Ступени подножья молочно-белые неестественно нетронутые временем, широкой дугой опирались на землю. Они выглядели чуждыми траве, что росла рядом, и вообще всему этому миру. Пятую ступень перегораживали ворота, с обеих сторон к ним прижимались храмовые постройки, от которых начинался парапет вдоль всей обозримой лестницы. И ворота и постройки выглядели самыми что ни на есть обычными, целиком принадлежащими этому миру. Где-то в другом месте их отделка, может быть, и показалась бы великолепной, но здесь, по сравнению с чистыми идеально отполированными ступенями они выглядели излишне вычурно, и в то же время блекло. Может быть поэтому, бросались в глаза самые незначительные мелочи в отделке пристроек.
Совершенно невзирая на очевидную святость ступеней, с краю самой нижней вольно устроился человек средних лет. По его когда-то, пожалуй, даже утонченному, а теперь под глубокими застарелыми шрамами лицу трудно было определить происхождение и точный возраст владельца.
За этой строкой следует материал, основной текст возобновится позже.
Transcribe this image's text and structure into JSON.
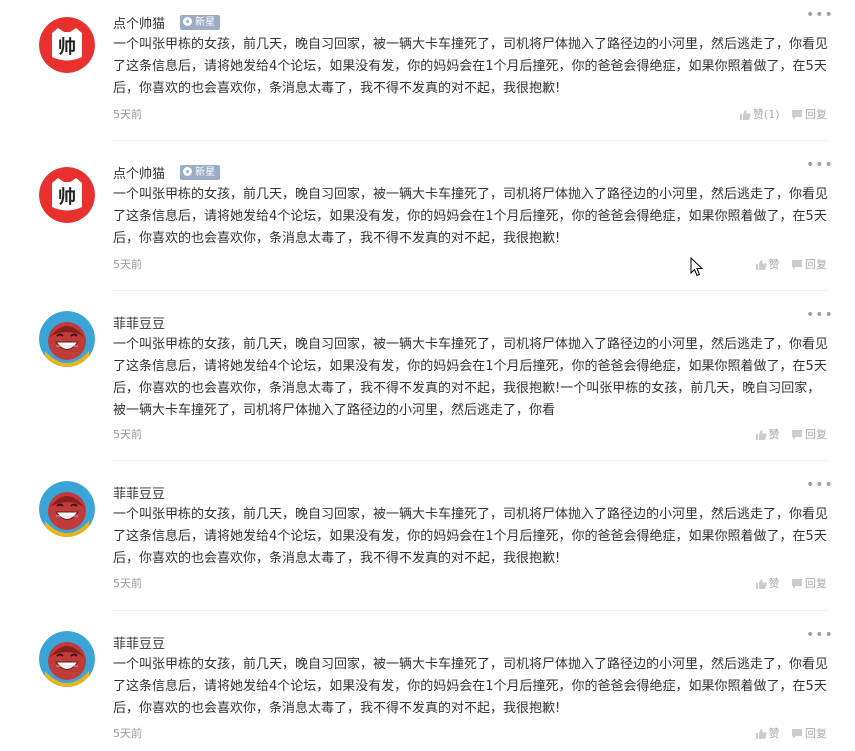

Серебро висков, среди коротко и неровно стриженых темных волос, было сродни шрамам, а отнюдь не годам. Сапоги до колена, из плотной но мягкой кожи, подбитые железом, кожаная куртка, наручи и оплечья, рукоять меча над плечом, широкий пояс с двумя тяжелыми кинжалами, шесть метательных ножей на перевязи крест-накрест, окованное сталью копье в рост, которое не выпускала его жилистая сильная рука, также не выдавали в нем никого, кроме человека военного. Оставив дорожный мешок у ног, он откинулся назад, невзирая на распространенное убеждение, что спать на лестнице неудобно, и, прикрыв веки, спокойно дремал, убаюкиваемый жарким приполуденным солнцем.
Казалось, человек не слышал шума и гама, что разносились от обильной свиты местного государя. Для того было поставлено кресло на широкой лужайке перед ступенями, рядом невозмутимо застыли гвардейцы, вокруг шелестели пышными нарядами придворные, а перед ним гордо, но как-то обречено, стоял младший претендент на трон статный юноша среднего роста. Блистающий белизной плаща и золотым шитьем, он нервно сжимал левой рукой эфес тонкого дорого отделанного меча, и, поджимая губу, тронутую пушком юношеских усов, воротил взгляд голубых глаз от плакальщиц, что неуемно голосили у его ног:
— И на кого же ты нас покидаешь-то о-о-ой! И куда же ты от нас ухо-о-о-одишь то-о! Соколик-то ты наш я-а-а-асный! Солнышко-то наше све-е-е-етлое!..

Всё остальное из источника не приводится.